How we broke the visibility depth - cost tradeoff
The three pillars of observability are a well known concept we’ve been taught to follow. You need to have your logs, metrics and traces in place in order to be a happy and efficient engineer. Although amazing in theory, reality is far more complex. As you start to scale out your services and grow, you eventually find yourself trucking and storing huge volumes of data coming from each of these pillars.
This is not the monitoring experience you were promised. Suddenly there is a real life constraint. Someone has to pay for all this data so you can use it to troubleshoot, one day, when you actually need it.
Tale as old as time (about application monitoring costs)
Almost every engineering team can tell the following tale. There is a bug in production that took a lot of time to investigate and figure out. As quality bugs are, you missed it during the CI stage and it fell between the cracks of your monitoring pillars. Your existing logs were insufficient to shed light over the problem and no metric indicated an issue was emerging. After spending hours on troubleshooting this incident, you take the obvious step of covering this gap from now on, by adding logs and custom metrics that better capture the behavior that could indicate a problem. Your goal: to never have to go through this painful process again.
A week later, someone from management starts noticing the expected monitoring bill for this month is much higher than usual. Deep down you know what happened. That log line you added created a much higher volume than you had anticipated, or that new metric is of much higher cardinality than you planned.
It happened - that frustrating trade-off showed its face. Now you need to decide - should you pay for that extra coverage (even though you don’t need it 99% of the time) or should you remove it to save costs?
The way application monitoring solutions are built forces a cost trade-off
The monitoring solutions that dominate today’s market were built when the world was very different. Engineering teams were mostly working on single-tiered monolith applications that combined user-facing interfaces and data access into a single platform.

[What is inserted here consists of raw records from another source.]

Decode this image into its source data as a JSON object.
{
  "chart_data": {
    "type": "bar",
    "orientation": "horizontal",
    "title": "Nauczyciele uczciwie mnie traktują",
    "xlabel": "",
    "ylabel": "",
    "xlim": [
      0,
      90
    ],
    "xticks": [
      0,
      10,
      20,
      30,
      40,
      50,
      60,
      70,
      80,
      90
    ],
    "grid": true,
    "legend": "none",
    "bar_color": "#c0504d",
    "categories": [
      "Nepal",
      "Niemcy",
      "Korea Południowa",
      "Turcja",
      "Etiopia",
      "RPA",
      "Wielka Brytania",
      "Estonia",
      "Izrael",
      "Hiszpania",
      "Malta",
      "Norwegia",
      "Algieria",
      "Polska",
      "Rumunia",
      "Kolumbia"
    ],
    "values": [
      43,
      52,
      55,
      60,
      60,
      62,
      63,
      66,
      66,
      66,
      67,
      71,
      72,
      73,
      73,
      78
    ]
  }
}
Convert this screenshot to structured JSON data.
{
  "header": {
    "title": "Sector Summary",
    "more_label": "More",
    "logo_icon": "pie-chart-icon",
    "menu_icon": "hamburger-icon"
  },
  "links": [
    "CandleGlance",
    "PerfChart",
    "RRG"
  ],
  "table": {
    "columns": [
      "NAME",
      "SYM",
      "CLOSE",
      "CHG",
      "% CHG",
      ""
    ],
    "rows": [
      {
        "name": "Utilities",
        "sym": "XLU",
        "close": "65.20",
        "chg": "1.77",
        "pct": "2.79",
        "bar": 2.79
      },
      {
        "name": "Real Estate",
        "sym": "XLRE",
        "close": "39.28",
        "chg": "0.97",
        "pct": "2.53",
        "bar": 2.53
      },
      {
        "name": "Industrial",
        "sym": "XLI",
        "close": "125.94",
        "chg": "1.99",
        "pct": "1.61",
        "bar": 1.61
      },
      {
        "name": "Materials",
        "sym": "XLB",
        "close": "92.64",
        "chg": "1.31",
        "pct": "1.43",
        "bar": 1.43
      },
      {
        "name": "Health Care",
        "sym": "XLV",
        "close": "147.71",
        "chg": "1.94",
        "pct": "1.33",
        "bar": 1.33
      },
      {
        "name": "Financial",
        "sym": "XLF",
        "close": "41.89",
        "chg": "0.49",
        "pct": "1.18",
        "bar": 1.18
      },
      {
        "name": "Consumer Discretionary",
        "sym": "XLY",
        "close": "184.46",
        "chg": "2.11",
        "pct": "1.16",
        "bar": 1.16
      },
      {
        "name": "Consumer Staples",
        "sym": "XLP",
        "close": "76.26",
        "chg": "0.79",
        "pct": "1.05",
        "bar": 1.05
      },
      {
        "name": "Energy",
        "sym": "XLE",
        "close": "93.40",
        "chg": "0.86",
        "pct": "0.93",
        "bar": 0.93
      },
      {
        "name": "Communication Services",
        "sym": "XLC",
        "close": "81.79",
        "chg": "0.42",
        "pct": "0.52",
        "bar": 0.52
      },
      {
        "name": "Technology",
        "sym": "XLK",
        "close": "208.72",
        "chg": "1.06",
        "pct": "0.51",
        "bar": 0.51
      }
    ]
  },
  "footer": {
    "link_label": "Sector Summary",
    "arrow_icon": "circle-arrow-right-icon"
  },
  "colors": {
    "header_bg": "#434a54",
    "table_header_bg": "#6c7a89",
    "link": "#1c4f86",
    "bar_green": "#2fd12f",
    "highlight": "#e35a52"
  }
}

Application monitoring platforms harnessed code instrumentation to govern ingoing and outgoing communication to the platform. To incur as little overhead as possible over the application, their design was simple collectors running alongside the application, sending the data to the provider’s backend where most data crunching can take place.
This design allowed maximum flexibility for the user. You could access all the data that was collected by the platform, in one central place, where you can query and explore it. From an engineering perspective, centralized architecture made perfect sense. Monolith applications created simple communication patterns, mostly dominated by the user generated traffic entering the platform. This ensured the data volumes moving from the application to the provider were reasonable, or at least proportional to the volume of user traffic.
Today’s micro-services architectures are built exactly the opposite. Suddenly each user facing traffic triggers numerous API calls between various micro-services. Data volumes rose fast, and companies were left to pick up the bill (which, on average, is estimated as 15% of cloud costs these days).
Yet, studies show that less than 1% of this data is useful and ever explored by users. The other 99% is collected, stored, processed but never used. Paying for the 99% you care nothing about so you can reach the 1% you do - is at the heart of the visibility depth - cost trade-off.
A small change can cause a big difference
One of the goals we set for ourselves here at groundcover was to break the visibility depth - cost trade-off, and save engineers the pain of choosing between responsible budgets and data depth.
To tackle this, we built groundcover the other way around. Distributed rather than centralized. Moving the decision power close to each node in the cluster allows us to filter the data we don’t care about or reduce the volume of the part we do before sending it anywhere. This means you don’t have to save all the data so you can access it. Instead you save only what has already been categorized as valuable. This simple fact breaks the equation. You can delve deep in visibility without paying the price.
To pull this off and to minimize the cost-visibility trade-off, we use a two-fold approach to the data we observe:
1. Turning data into metrics where the data resides
Metrics are an amazing tool for troubleshooting and performance monitoring. It is the most common data reduction operation of the software monitoring world. It forces us as developers to distill the complex context of our running application into a few numbers and labels that can be relevant to describe its state.
The biggest problem with metrics is that you have to craft the metric you want in advance and make sure it's collected and reported. groundcover reduces the data into high-granularity metrics right where the data resides.
So you get many metrics covering monitoring best practices right out-of-the-box, but also reduce high volumes of data intro metrics without the data being moved and stored.
2. Capture only what you care about
To control performance and cost caused by the immense data volumes sent to the monitoring provider, most monitoring tools offer the concept of ‘random sampling’. Basically, they offer teams an intuitive knob to control the volume of data being digested for the purpose of monitoring.
So your cluster is facing 1M req/s. According to APMs, just sample 1 in 100 requests and take this number down to 10K req/s. You get to save performance and cost, but supposedly still get a fair coverage of things.
But there’s a clear downside to that. What happens if only 1 request of the 1M per second is interesting? You’ll end up sampling and storing 10K requests that are probably all healthy and uninteresting. Moreover, you’re not even guaranteed to capture the one request you really care about. groundcover transforms random sampling into what we call smart capturing.
During the passage of every request through our agent, it will take decisions on what incident to store. It means you can store that 1 out of 1M requests, without all the irrelevant data that you didn’t ask for. Did someone say a needle in a stack of needles?